Même si l’Élysée joue le rôle majeur dans la définition et la conduite des relations étrangères de la France, le Quai d’Orsay en a la charge au quotidien et fournit avec ses Ambassades l’essentiel du travail diplomatique. Trop méconnu, le ministère des Affaires étrangères et dont l’appellation varie au gré des politiques semble souvent bien opaque vu de l’extérieur, d’où l’intérêt de cette lecture croisée des mémoires de deux anciens diplomates qui permet ainsi de mieux saisir les enjeux mais aussi les difficultés de notre diplomatie.
Parmi les livres - À l’école du Quai d’Orsay (T 999)
Among the books—At the Quai d'Orsay School
Although the Elysée plays a major role in the definition and conduct of foreign relations of France, the Quai d'Orsay is in charge of the every-day and provides much of the diplomatic work with its embassies.

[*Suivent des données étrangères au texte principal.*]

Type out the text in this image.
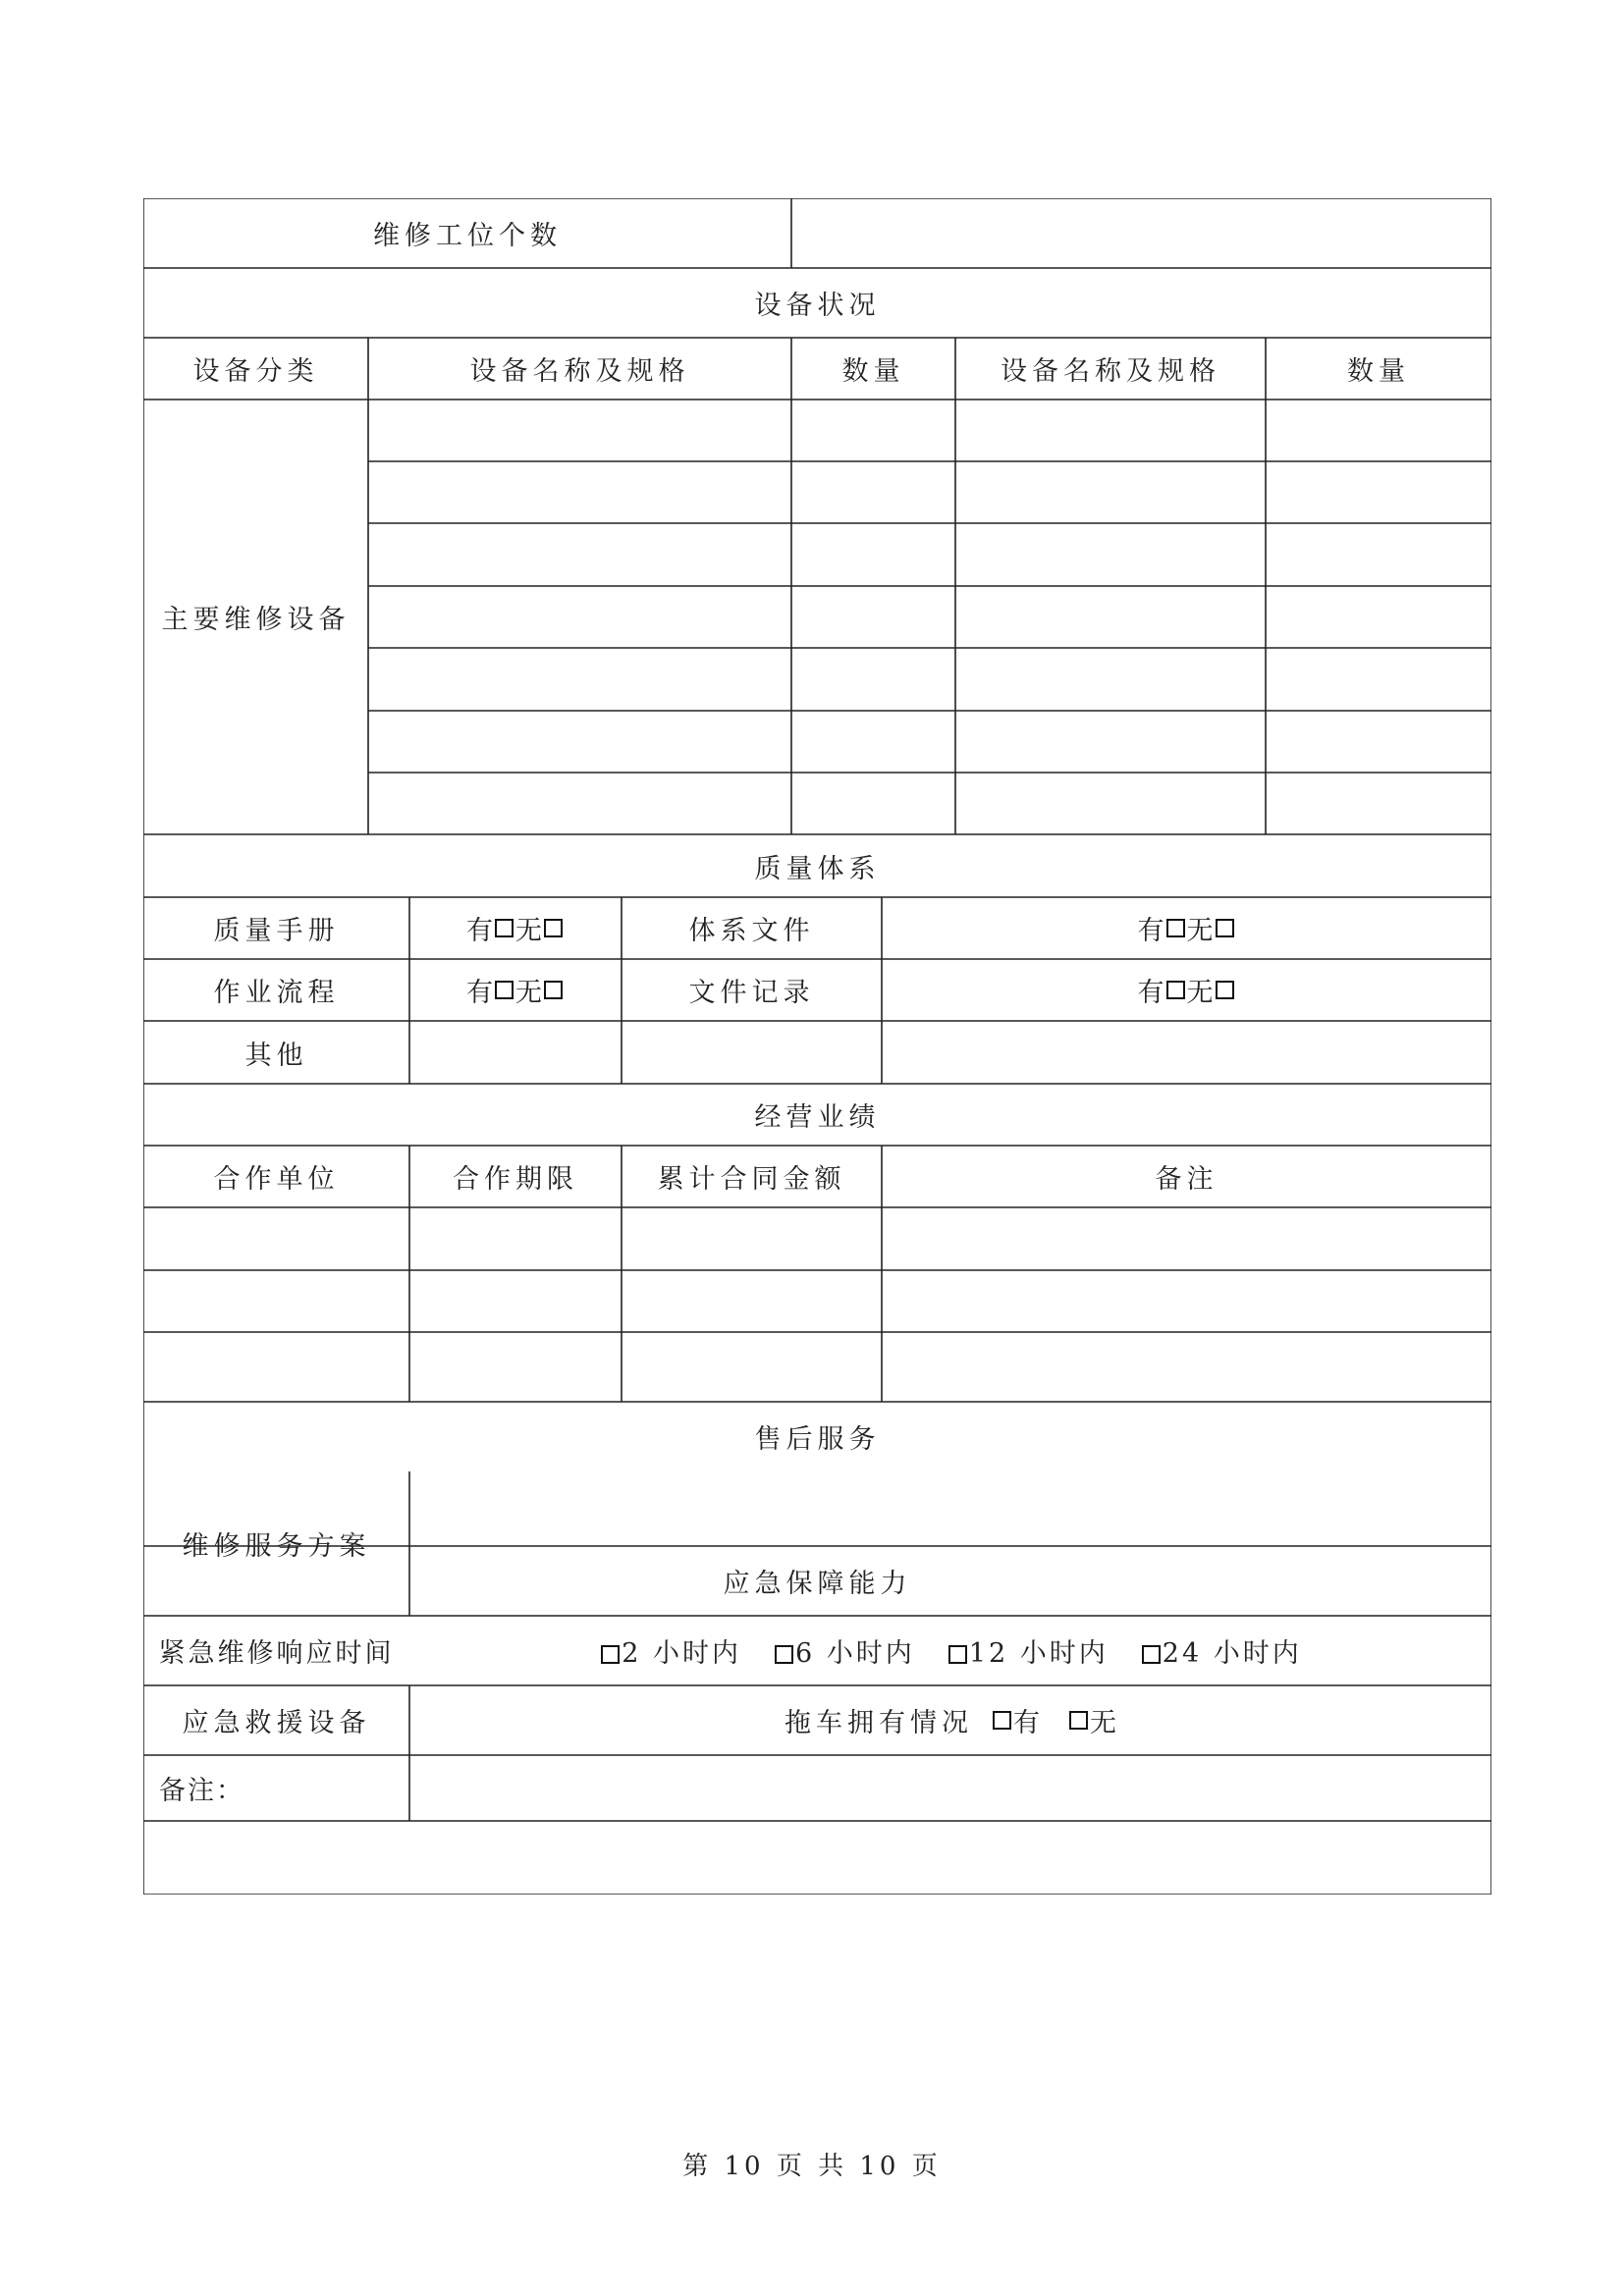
维修工位个数
设备状况
设备分类	设备名称及规格	数量	设备名称及规格	数量
主要维修设备
质量体系
质量手册	有 无	体系文件	有 无
作业流程	有 无	文件记录	有 无
其他
经营业绩
合作单位	合作期限	累计合同金额	备注
售后服务
维修服务方案
应急保障能力
紧急维修响应时间	2 小时内	6 小时内	12 小时内	24 小时内
应急救援设备	拖车拥有情况 有 无
备注：
第 10 页 共 10 页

Too unrecognized, the Ministry of Foreign Affairs and whose name varies according to the policies often seems very opaque from the outside, hence the interest of this reading of the memories of two former diplomats that allows to better grasp the stakes, but also the difficulties, of our diplomacy.

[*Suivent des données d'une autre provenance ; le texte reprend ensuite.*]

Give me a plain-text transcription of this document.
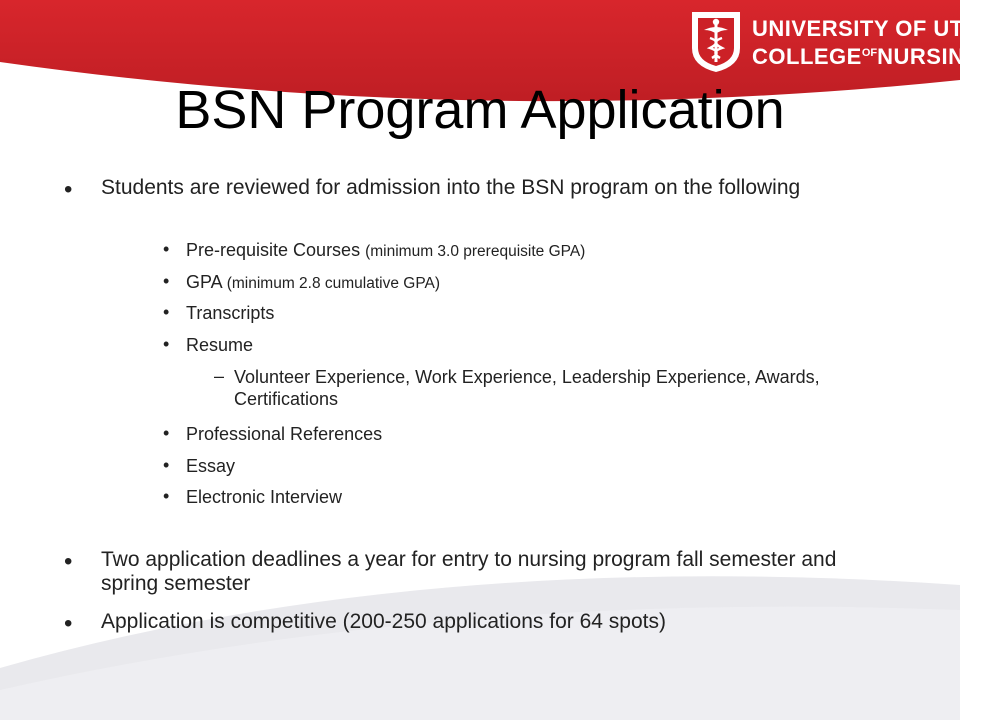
UNIVERSITY OF UTAH
$COLLEGE^{OF}NURSING$
BSN Program Application
• Students are reviewed for admission into the BSN program on the following
• Pre-requisite Courses (minimum 3.0 prerequisite GPA)
• GPA (minimum 2.8 cumulative GPA)
• Transcripts
• Resume
– Volunteer Experience, Work Experience, Leadership Experience, Awards, Certifications
• Professional References
• Essay
• Electronic Interview
• Two application deadlines a year for entry to nursing program fall semester and spring semester
• Application is competitive (200-250 applications for 64 spots)
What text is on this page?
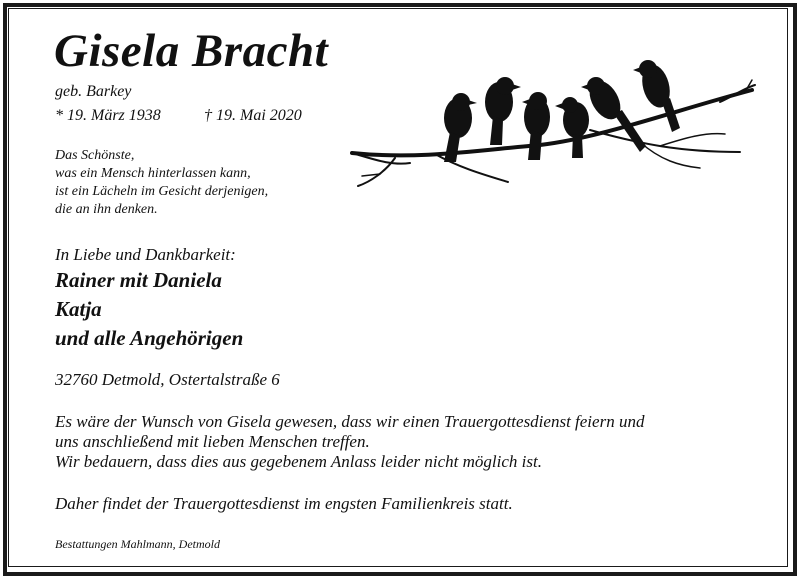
Gisela Bracht
geb. Barkey
* 19. März 1938	† 19. Mai 2020
Das Schönste,
was ein Mensch hinterlassen kann,
ist ein Lächeln im Gesicht derjenigen,
die an ihn denken.
In Liebe und Dankbarkeit:
Rainer mit Daniela
Katja
und alle Angehörigen
32760 Detmold, Ostertalstraße 6
Es wäre der Wunsch von Gisela gewesen, dass wir einen Trauergottesdienst feiern und
uns anschließend mit lieben Menschen treffen.
Wir bedauern, dass dies aus gegebenem Anlass leider nicht möglich ist.
Daher findet der Trauergottesdienst im engsten Familienkreis statt.
Bestattungen Mahlmann, Detmold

Deux diplomates aujourd’hui retraités et ayant occupé des fonctions prestigieuses nous livrent, à la suite d’une carrière entièrement consacrée au Quai d’Orsay, souvenirs, anecdotes et réflexions sur notre outil diplomatique dans le dernier quart du XXe siècle : Gérard Simon, originaire de Lorraine, titulaire d’un baccalauréat technique, a terminé sa carrière souvent rebelle à la fonction d’ambassadeur au Burkina Faso entre 1992 et 1995 ; Richard Duqué, au parcours académique plus classique – Institut d’études politique (IEP) de Paris, École nationale d’administration (ENA) – a occupé des fonctions renommées, en particulier au sein de l’Organisation du traité de l’Atlantique Nord (Otan).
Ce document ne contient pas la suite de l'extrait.